The Alzheimer’s Association calls a registry “an unnecessary obstacle” to insurance coverage.
“You should be eligible for Medicare coverage whether you’re on a registry or not,” says Egge. “This has been the case with every other FDA-approved drug without exception.”
By July 6, the FDA will decide whether to grant Leqembi full approval for all people with mild cognitive impairment or mild dementia with amyloid plaques.
The CMS then has to decide whether and how Medicare will cover the costs and whether the insurance rules for Aduhelm should be changed.
Nearly nine out of ten voters support Medicare covering FDA-approved drugs that may slow the progression of Alzheimer’s disease, a current survey found by Lake Research Partners and Public Opinion Strategies.
In the coming months, Medicare will also announce whether it covers Lilly’s donanemab, another drug that has demonstrated clinical benefit for people with early-stage Alzheimer’s. A clinical study showed that this drug slowed the progression of Alzheimer’s disease by 35% compared to a placebo.
Will Medicare eventually provide coverage to all people with Alzheimer’s who are eligible for these drugs? “After so much frustration, I’m cautiously optimistic,” says Egge.

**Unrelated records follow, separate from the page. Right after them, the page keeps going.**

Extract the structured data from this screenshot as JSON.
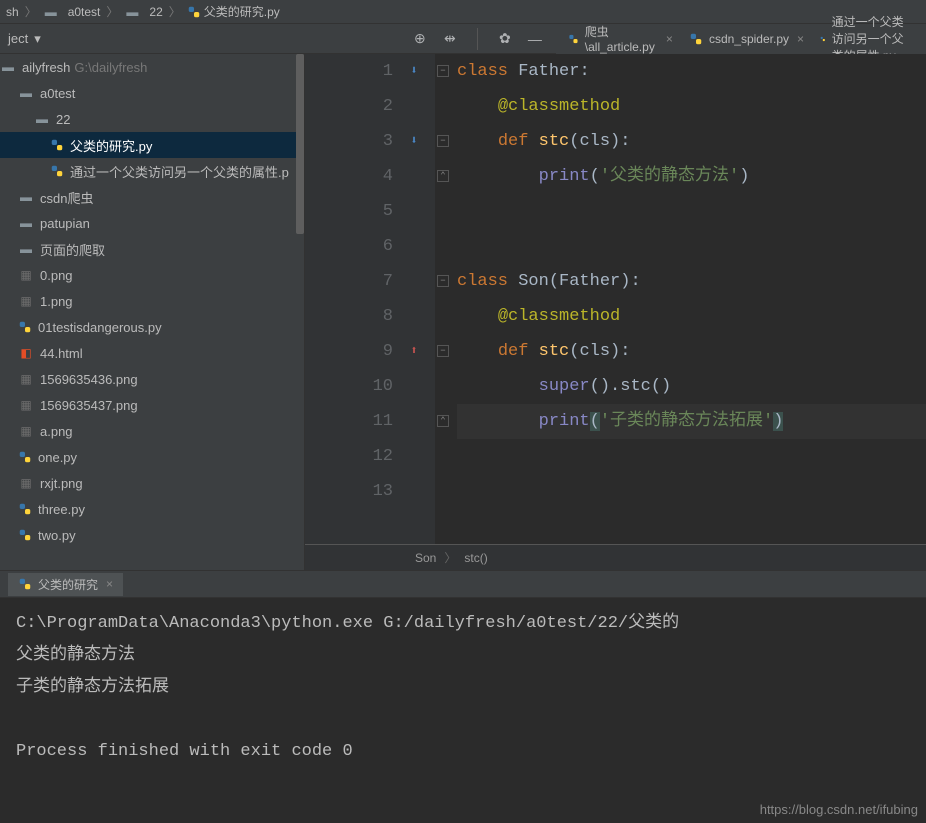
{
  "breadcrumbs": [
    "sh",
    "a0test",
    "22",
    "父类的研究.py"
  ],
  "project_label": "ject",
  "sidebar": {
    "root": {
      "label": "ailyfresh",
      "hint": "G:\\dailyfresh"
    },
    "items": [
      {
        "label": "a0test",
        "indent": 1,
        "icon": "folder"
      },
      {
        "label": "22",
        "indent": 2,
        "icon": "folder"
      },
      {
        "label": "父类的研究.py",
        "indent": 3,
        "icon": "py",
        "selected": true
      },
      {
        "label": "通过一个父类访问另一个父类的属性.p",
        "indent": 3,
        "icon": "py"
      },
      {
        "label": "csdn爬虫",
        "indent": 1,
        "icon": "folder"
      },
      {
        "label": "patupian",
        "indent": 1,
        "icon": "folder"
      },
      {
        "label": "页面的爬取",
        "indent": 1,
        "icon": "folder"
      },
      {
        "label": "0.png",
        "indent": 1,
        "icon": "img"
      },
      {
        "label": "1.png",
        "indent": 1,
        "icon": "img"
      },
      {
        "label": "01testisdangerous.py",
        "indent": 1,
        "icon": "py"
      },
      {
        "label": "44.html",
        "indent": 1,
        "icon": "html"
      },
      {
        "label": "1569635436.png",
        "indent": 1,
        "icon": "img"
      },
      {
        "label": "1569635437.png",
        "indent": 1,
        "icon": "img"
      },
      {
        "label": "a.png",
        "indent": 1,
        "icon": "img"
      },
      {
        "label": "one.py",
        "indent": 1,
        "icon": "py"
      },
      {
        "label": "rxjt.png",
        "indent": 1,
        "icon": "img"
      },
      {
        "label": "three.py",
        "indent": 1,
        "icon": "py"
      },
      {
        "label": "two.py",
        "indent": 1,
        "icon": "py"
      }
    ]
  },
  "tabs": [
    {
      "label": "爬虫\\all_article.py"
    },
    {
      "label": "csdn_spider.py"
    },
    {
      "label": "通过一个父类访问另一个父类的属性.py"
    }
  ],
  "code": {
    "lines": [
      {
        "n": 1,
        "type": "classdef",
        "name": "Father",
        "suffix": ":"
      },
      {
        "n": 2,
        "type": "decorator",
        "text": "@classmethod"
      },
      {
        "n": 3,
        "type": "funcdef",
        "name": "stc",
        "params": "cls"
      },
      {
        "n": 4,
        "type": "print",
        "text": "'父类的静态方法'"
      },
      {
        "n": 5,
        "type": "blank"
      },
      {
        "n": 6,
        "type": "blank"
      },
      {
        "n": 7,
        "type": "classdef2",
        "name": "Son",
        "base": "Father",
        "suffix": ":"
      },
      {
        "n": 8,
        "type": "decorator",
        "text": "@classmethod"
      },
      {
        "n": 9,
        "type": "funcdef",
        "name": "stc",
        "params": "cls"
      },
      {
        "n": 10,
        "type": "super"
      },
      {
        "n": 11,
        "type": "print2",
        "text": "'子类的静态方法拓展'"
      },
      {
        "n": 12,
        "type": "blank"
      },
      {
        "n": 13,
        "type": "blank"
      }
    ],
    "breadcrumb": [
      "Son",
      "stc()"
    ]
  },
  "terminal": {
    "tab": "父类的研究",
    "lines": [
      "C:\\ProgramData\\Anaconda3\\python.exe G:/dailyfresh/a0test/22/父类的",
      "父类的静态方法",
      "子类的静态方法拓展",
      "",
      "Process finished with exit code 0"
    ]
  },
  "watermark": "https://blog.csdn.net/ifubing"
}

At a list price of $26,500, Leqembi could increase annual Medicare Part B spending by $8.9 billion if 5% of people with Alzheimer’s (about 335,000) take it, KFF estimates. It would likely increase Part B premiums as well, Omdahl notes.
However, the Alzheimer’s Association estimates that only about 100,000 people will take Adulhelm and Leqembi for a number of years.
The annual cost for Leqembi and Adulhelm approaches the median income of $30,000 for Medicare beneficiaries.